Mayfield: At least 100 people are feared dead in Kentucky as a tornado ripped apart 200 miles in the US Midwest and South, demolishing homes, leveling businesses and surviving under rubble. The search for the missing has begun, officials said Saturday.
Powerful twisters, which weather forecasters say are unusual in colder months, have destroyed a candle factory and a fire and police station in a small Kentucky town, a nursing home in neighboring Missouri. Tore down, and killed at least six workers in an Amazon warehouse. In Illinois
Kentucky Governor Andy Bashir said the hurricane was the most devastating in the state's history. He said about 40 workers were rescued at a candle factory in the town of Mayfield, which contained about 110 people when it was reduced to rubble. Bashir said it would be a "miracle" to find someone alive under the rubble.
"The catastrophe is unlike anything I've ever seen in my life and I have a hard time putting it into words," Bashir told a news conference. "It's very likely that more than 100 people will be lost here in Kentucky."
Bashir said 189 National Guard personnel have been deployed to assist in the recovery. Rescue efforts will focus on Mayfield, home to about 10,000 people in the southwestern corner of the state where it meets Illinois, Missouri and Arkansas.
Video and photos posted on social media show brick buildings flattening in Mayfield in the center of the city, with parked cars almost buried under rubble. The building on the historic Graves County Courthouse was demolished and the nearby First United Methodist Church partially collapsed.
Mayfield Fire Chief Jeremy Cresson, whose own station was destroyed, said the candle factory had shrunk to "piles of bent metal and steel and machinery" and that respondents sometimes had to "reach the living victims". Had to crawl for casualties. "
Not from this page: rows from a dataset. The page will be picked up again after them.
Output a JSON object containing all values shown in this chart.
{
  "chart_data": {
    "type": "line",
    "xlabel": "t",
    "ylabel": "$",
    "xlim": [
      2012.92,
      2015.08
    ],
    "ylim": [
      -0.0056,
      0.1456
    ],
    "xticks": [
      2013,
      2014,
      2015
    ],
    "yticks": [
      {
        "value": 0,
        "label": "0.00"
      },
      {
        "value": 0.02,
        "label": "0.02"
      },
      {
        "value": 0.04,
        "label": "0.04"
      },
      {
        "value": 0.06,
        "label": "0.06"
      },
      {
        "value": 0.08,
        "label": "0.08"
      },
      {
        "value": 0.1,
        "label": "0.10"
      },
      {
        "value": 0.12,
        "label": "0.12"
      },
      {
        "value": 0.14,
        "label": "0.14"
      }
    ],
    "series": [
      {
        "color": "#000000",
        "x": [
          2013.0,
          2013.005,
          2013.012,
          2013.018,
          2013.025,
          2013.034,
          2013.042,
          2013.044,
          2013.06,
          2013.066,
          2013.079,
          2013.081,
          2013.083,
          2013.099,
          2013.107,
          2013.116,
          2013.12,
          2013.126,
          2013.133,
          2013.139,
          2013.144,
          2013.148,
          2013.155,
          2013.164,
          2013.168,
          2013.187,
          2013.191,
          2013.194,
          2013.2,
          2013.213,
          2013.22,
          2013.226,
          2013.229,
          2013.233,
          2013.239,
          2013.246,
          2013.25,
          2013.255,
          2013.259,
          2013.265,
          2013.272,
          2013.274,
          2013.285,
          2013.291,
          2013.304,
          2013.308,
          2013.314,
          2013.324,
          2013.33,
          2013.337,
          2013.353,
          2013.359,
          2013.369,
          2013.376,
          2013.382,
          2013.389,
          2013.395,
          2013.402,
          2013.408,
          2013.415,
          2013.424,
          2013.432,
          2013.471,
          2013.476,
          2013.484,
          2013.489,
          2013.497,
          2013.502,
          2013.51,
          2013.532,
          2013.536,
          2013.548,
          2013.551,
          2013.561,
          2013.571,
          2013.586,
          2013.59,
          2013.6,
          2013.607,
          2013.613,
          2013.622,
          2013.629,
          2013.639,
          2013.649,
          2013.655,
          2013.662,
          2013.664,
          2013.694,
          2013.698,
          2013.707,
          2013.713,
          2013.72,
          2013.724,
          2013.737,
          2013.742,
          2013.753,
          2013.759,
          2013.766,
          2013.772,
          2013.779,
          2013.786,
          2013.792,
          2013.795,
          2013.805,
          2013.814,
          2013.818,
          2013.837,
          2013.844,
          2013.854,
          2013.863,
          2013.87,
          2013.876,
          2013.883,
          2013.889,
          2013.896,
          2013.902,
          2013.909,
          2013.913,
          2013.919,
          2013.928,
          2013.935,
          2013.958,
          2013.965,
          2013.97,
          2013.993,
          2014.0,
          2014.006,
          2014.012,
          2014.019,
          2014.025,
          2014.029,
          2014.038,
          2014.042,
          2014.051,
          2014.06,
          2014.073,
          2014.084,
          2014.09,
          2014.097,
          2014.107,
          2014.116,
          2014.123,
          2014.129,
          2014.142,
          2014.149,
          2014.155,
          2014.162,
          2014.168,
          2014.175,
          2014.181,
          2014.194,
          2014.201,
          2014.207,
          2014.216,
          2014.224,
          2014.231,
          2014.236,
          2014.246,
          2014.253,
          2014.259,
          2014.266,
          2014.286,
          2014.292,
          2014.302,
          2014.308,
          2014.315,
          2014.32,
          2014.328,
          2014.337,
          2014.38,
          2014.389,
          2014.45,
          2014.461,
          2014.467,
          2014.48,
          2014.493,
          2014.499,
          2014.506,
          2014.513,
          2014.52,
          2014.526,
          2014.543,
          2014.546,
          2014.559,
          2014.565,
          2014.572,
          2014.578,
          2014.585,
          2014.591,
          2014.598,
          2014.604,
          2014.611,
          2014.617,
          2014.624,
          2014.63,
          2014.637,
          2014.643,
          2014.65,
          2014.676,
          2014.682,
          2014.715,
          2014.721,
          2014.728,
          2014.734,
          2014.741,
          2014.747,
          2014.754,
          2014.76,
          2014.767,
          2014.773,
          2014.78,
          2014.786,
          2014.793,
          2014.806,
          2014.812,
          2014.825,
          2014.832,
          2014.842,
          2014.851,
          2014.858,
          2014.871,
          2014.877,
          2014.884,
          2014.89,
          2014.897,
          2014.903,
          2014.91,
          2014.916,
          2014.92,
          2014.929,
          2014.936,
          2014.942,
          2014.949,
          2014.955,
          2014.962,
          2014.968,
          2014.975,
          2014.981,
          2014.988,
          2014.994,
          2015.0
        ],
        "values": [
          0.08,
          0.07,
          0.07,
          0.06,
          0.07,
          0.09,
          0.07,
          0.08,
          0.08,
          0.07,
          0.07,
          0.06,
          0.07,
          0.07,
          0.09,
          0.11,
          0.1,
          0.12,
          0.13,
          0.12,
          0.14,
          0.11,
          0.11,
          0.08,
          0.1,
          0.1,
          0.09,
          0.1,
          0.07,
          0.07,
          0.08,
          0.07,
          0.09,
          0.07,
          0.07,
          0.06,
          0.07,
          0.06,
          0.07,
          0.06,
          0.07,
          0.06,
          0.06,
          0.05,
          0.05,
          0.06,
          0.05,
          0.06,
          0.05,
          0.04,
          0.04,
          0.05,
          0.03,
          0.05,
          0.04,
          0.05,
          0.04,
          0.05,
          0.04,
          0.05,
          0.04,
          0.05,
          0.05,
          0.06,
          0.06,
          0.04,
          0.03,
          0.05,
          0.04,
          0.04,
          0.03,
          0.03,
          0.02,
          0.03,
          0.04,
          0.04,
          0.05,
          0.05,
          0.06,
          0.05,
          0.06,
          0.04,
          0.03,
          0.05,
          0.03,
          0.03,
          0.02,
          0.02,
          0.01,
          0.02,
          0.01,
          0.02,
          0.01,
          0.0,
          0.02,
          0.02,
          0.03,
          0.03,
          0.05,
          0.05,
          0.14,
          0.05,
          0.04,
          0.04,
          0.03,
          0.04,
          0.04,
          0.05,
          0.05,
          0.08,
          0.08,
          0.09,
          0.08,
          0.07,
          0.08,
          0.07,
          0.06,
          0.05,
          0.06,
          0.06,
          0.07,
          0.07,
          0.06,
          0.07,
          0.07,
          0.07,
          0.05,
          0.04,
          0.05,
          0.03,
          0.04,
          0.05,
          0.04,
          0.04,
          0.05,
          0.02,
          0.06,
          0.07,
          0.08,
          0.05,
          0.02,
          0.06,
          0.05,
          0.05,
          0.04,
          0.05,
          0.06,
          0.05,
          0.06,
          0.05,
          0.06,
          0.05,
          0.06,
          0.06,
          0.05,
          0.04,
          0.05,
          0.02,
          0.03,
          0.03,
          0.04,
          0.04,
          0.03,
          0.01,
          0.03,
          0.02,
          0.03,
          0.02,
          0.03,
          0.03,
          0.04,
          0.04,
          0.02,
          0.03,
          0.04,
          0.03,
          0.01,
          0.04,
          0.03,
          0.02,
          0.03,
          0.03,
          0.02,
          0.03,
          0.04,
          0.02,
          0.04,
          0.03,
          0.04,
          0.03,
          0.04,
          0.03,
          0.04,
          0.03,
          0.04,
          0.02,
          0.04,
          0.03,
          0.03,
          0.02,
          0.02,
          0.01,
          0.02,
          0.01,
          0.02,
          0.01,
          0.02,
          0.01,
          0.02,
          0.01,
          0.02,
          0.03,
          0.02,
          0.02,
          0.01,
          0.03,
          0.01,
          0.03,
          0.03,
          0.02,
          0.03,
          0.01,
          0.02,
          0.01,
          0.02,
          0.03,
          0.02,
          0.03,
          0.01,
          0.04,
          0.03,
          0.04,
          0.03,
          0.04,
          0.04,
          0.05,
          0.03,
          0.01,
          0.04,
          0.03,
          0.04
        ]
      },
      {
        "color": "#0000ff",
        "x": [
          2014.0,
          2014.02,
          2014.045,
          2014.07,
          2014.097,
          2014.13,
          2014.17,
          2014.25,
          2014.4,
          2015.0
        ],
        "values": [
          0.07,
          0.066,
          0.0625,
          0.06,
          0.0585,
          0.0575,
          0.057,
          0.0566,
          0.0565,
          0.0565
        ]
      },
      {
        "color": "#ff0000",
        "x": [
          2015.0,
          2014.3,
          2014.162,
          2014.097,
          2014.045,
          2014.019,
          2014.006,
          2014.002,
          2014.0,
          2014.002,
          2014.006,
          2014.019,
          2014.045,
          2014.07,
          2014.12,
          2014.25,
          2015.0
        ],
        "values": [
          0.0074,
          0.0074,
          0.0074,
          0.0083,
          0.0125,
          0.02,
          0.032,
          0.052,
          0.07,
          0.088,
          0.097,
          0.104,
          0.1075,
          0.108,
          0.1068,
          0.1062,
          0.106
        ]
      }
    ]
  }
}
Page Tingle said she drove for four hours to find her 52-year-old mother, Jill Monroe, who was working in the factory, and was last heard at 9:30 p.m.
"We don't know how to feel, we're just trying to find it," he said. "It's a disaster here."
The epicenter was reported below the Pacific Ocean floor, however; no tsunami alert was issued. The epicenter was reported below the Pacific Ocean floor, however; no tsunami alert was issued. The hurricane moved from Arkansas and Missouri to Tennessee and Kentucky.
Victor Gansini, a professor of geography and environmental sciences at the University of Northern Illinois, said the unusually high temperatures and humidity created the conditions for such an extreme weather event at this time of year.
"It's a historic event, if not a generational one," Gensini said.
Saying the disaster was possibly one of the biggest hurricanes in US history, President Joe Biden on Saturday approved an emergency declaration for Kentucky.
He told reporters that he would ask the Environmental Protection Agency to assess the role of climate change in storming, and raised questions about the storm's warning system.
"What warning was there? And was it strong enough and was it addressed?" Biden said.